RE: Definite problem
By BadCat351w on 5/20/2009 2:27:10 PM , Rating: 2
What I posted was one factual line stating when it was fully operational, thus pointing out that it has been fully operational long before 2000, there are many dates in the article with different outcomes going back to 1960, it was a reference, you want me to list all dates? No, you can do that,

RE: Definite problem
By openair on 5/20/2009 2:53:04 PM , Rating: 2
Ahh, I see. But of course it has. The op doesn't say otherwise. He mearly said that they have already replaced many satellites over the past 20 years.

RE: Definite problem
By jhb116 on 5/20/2009 5:10:54 PM , Rating: 2
You also inaccurately quote 24 versus 30. 24 is the minimum number required (evenly spread over a number of orbital planes) to provide 24/7 global coverage. The system is actually able to use up to 30 satellites for active use by consumers. If the wiki link is accurate - there is one stand-by spare (31 satellites).

The GAO report is probably alluding to the fact that probably more than half the constellation is past the design life and/or a large number of satellites might be what is referred to as a single point of failure away from becoming inoperable.

RE: Definite problem
By Lifted on 5/20/2009 10:43:52 AM , Rating: 2
Each receiver doesn't require 100% of 3 satellites, more like 1%.


RE: Definite problem
By PrinceGaz on 5/20/2009 11:01:25 AM , Rating: 4
Each receiver requires 3 satellites because to pin point any point in space 3 reference points are needed. Each receiver doesn't require 100% of 3 satellites, more like 1%.

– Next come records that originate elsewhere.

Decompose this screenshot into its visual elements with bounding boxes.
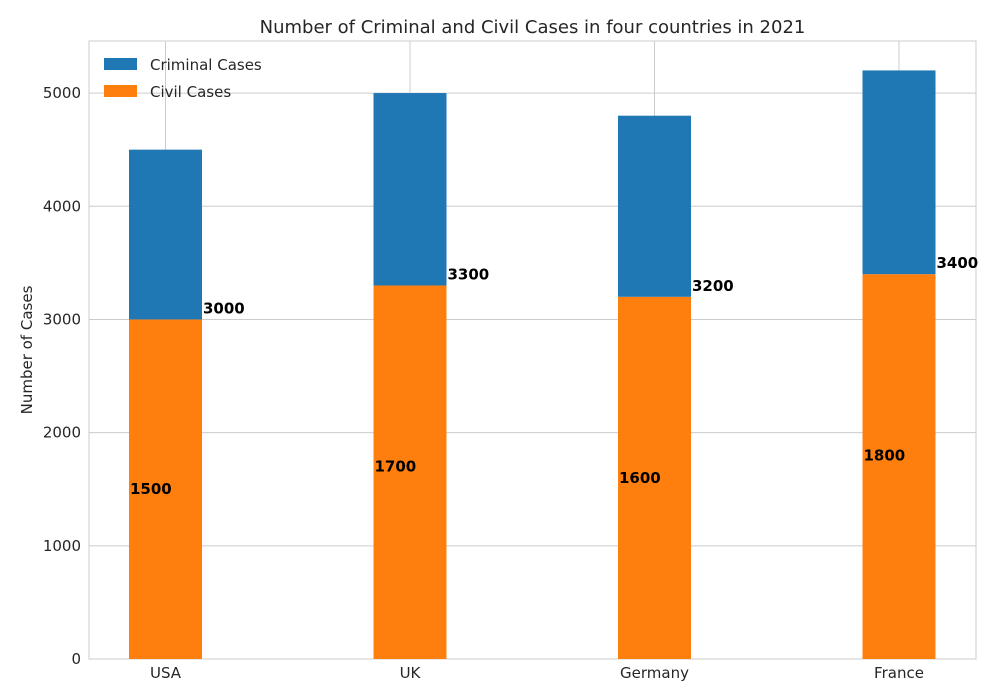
plot-frame: [88, 40, 977, 660]
data-label: 3200: [692, 277, 734, 295]
bar-civil-cases: [618, 296, 691, 659]
y-tick-label: 4000: [43, 197, 81, 215]
bar-criminal-cases: [862, 70, 936, 275]
bar-criminal-cases: [618, 115, 691, 297]
data-labels: 1500 3000 1700 3300 1600 3200 1800 3400: [130, 254, 978, 498]
data-label: 3300: [448, 265, 490, 283]
y-tick-label: 1000: [43, 537, 81, 555]
bar-civil-cases: [373, 285, 447, 659]
y-tick-label: 0: [71, 650, 81, 668]
y-tick-label: 2000: [43, 424, 81, 442]
bar-civil-cases: [862, 274, 936, 659]
legend-label: Criminal Cases: [150, 56, 262, 74]
data-label: 3000: [203, 299, 245, 317]
bars: [129, 70, 936, 659]
y-tick-labels: 0 1000 2000 3000 4000 5000: [43, 84, 81, 668]
x-tick-label: UK: [400, 664, 422, 682]
x-tick-label: USA: [150, 664, 182, 682]
gridlines: [89, 41, 976, 660]
bar-criminal-cases: [129, 149, 202, 320]
legend-label: Civil Cases: [150, 83, 231, 101]
chart-title: Number of Criminal and Civil Cases in fo…: [260, 17, 806, 38]
y-tick-label: 5000: [43, 84, 81, 102]
legend-swatch: [104, 85, 137, 97]
data-label: 3400: [937, 254, 979, 272]
y-axis-label: Number of Cases: [18, 285, 36, 414]
legend: Criminal Cases Civil Cases: [104, 56, 262, 101]
data-label: 1800: [864, 446, 906, 464]
legend-swatch: [104, 58, 137, 70]
data-label: 1500: [130, 480, 172, 498]
data-label: 1700: [375, 458, 417, 476]
x-tick-label: France: [874, 664, 924, 682]
x-tick-label: Germany: [620, 664, 689, 682]
x-tick-labels: USA UK Germany France: [150, 664, 924, 682]
bar-civil-cases: [129, 319, 202, 659]
y-tick-label: 3000: [43, 310, 81, 328]
data-label: 1600: [619, 469, 661, 487]
bar-criminal-cases: [373, 93, 447, 286]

Each receiver doesn't require any percentage of the satellites resources. The clue is in the name: they are *receivers*. They don't transmit anything to the satelitte in order to function, so it makes no difference whether one or one million receivers are getting a signal from it.

RE: Definite problem
By openair on 5/20/2009 11:21:46 AM , Rating: 1
READ... I was simply replying to the first post in terms he could understand.

"But from my basic understanding of GPS, each civilian receiver requires a minimum of three satellites to lock onto to get coordinates. With a constellation of 30 units, the service would quickly fail."

RE: Definite problem
By Samus on 5/21/2009 5:24:58 PM , Rating: 2
we're not talking about two-way communication here. gps receivers are dummy devices that just look for the wavelength of pre-programmed satellites. it them times the pulse of the signal to determine distance. pulses generated by three satellites can be timed to triangulate your position. it's amazingly accurate because the pulses are timed in nanoseconds. the more satellites it locks on to, the more accurate it becomes as there is even more timing detail to coordinate.

at no point is data sent back into space, as it is completely unneccessary. therefor, no "wear-and-tear" is caused by an unlimited number of people using the technology.

according to you, its like saying you 'use' bandwidth when you watch television over the air. you dont use anything, all you do is decode the signal thats already in the air.